Setting up for the live auction, always held the first Saturday of June, begins at 2 p.m. the previous Monday. This year, it fell on Memorial Day.
First, the large auction tent is laid out, staked and heavy equipment is used to raise the 80-foot-high tentpoles. Crews from Bright Event Rentals take about eight hours putting up the tent, and after that, crews put in the infrastructure – stages, lights, audio — starting on Tuesday and finishing by mid-morning Friday.
“While the auction tent is being installed and set up, we add décor elements,” King said, including “staging, risers that people sit on, all the tables, chairs, linens, glassware, serviceware and table signs.”
Additionally, on the Meadowood property, crews are also building two complete full kitchens, one that is exclusively used for the dinner service. The other is used for the live lot display food and auction tent bites, King added. “It takes infrastructure to cook a thousand portions of anything and we do it three times. We need a complete kitchen for that.”
Also constructed is a stage, complete with sound. “On top of all that, we have to bring in our own generators, all of our HVAC since the main tent is air-conditioned, all of the audio, the lighting and production needs power as well. We bring in 15 full-sized 300 kilowatt generators to run the event as a whole,” King said.
“I could power St. Helena for a week with the generators I have on the golf course,” he added, because, they also include 20-foot refrigerator boxes for storing wine, ice and water. “We build a city and we do it in five days,” King said.
Saturday’s guest list includes 900 people, including vintners. Additionally, there are 50 to 60 culinary staff, probably 100 service staff and another 300 volunteers throughout the day.
Saturday’s event is from 2 to 9 p.m., but volunteer shifts are staggered, starting at 9 a.m. and continuing until midnight.

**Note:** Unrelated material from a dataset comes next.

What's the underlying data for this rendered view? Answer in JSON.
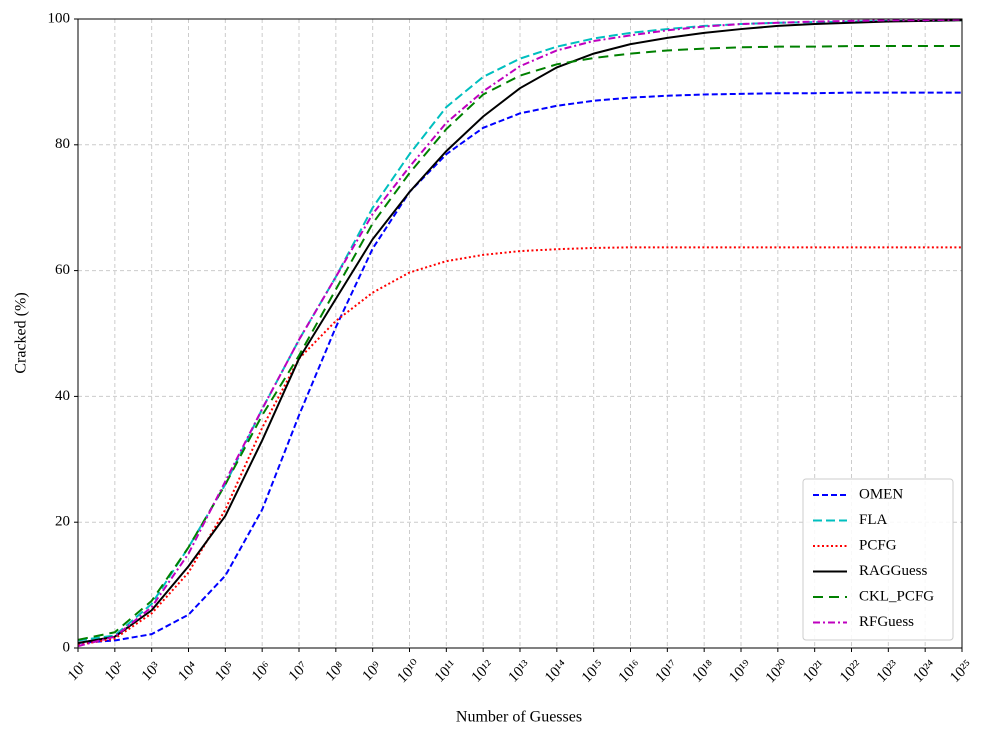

The event could not happen without volunteers. Leonards said, “The volunteers are bringing that community pride into the event. They are getting the community involved. We have great community members who have been volunteering for years.”
Another crucial team are the 30 volunteer sommeliers, who come from all over the country. They pay their own way to get to St. Helena, they pay for their own hotels. “It is truly a way for them to give back to the event and give back to the community in their own way,” King said. “They also get to be part of the event and serve our guests, to make sure the wine is treated with the respect it needs and served in the proper way,” he added. Opening and pouring a large-format bottle, for example, is challenging and King said, “We want to make sure our guests get an elevated experience and also the wines get the love they need.”
Munson said the somms are split into three groups; one of the somms was near the table where vintner Kenzo Tsujimoto and his wife, Natsuko, were seated. “He actually spoke Japanese and that was great, because he was able to work with the Kenzo table and all of their guests from Japan,” she said.
Chef Alejando Ayala is Meadowood’s event and banquet chef and he is the culinary master for Auction Napa Valley. “He started at Meadowood as a prep cook, 30 years ago,” King said. “He does not get the recognition or kudos that he truly deserves. He’s incredible to work with.”
The Napa Valley Vintners team is off the golf course by 5 p.m., Tuesday night – less than three days after ANV ends. “At the same time we were wrapping up, Meadowood is bringing in their contractor to redo the golf course. It is really high-quality sod that needs to be watered and maintained every day,” King said. Obviously, it is not watered or maintained during the seven days of Auction Napa Valley, so it needs to be replaced.
“Crews take out all the sod, fix the irrigation, and bring in an acre and a half of new sod. It’s about two weeks before you can play the course and never know anything was there,” King adds.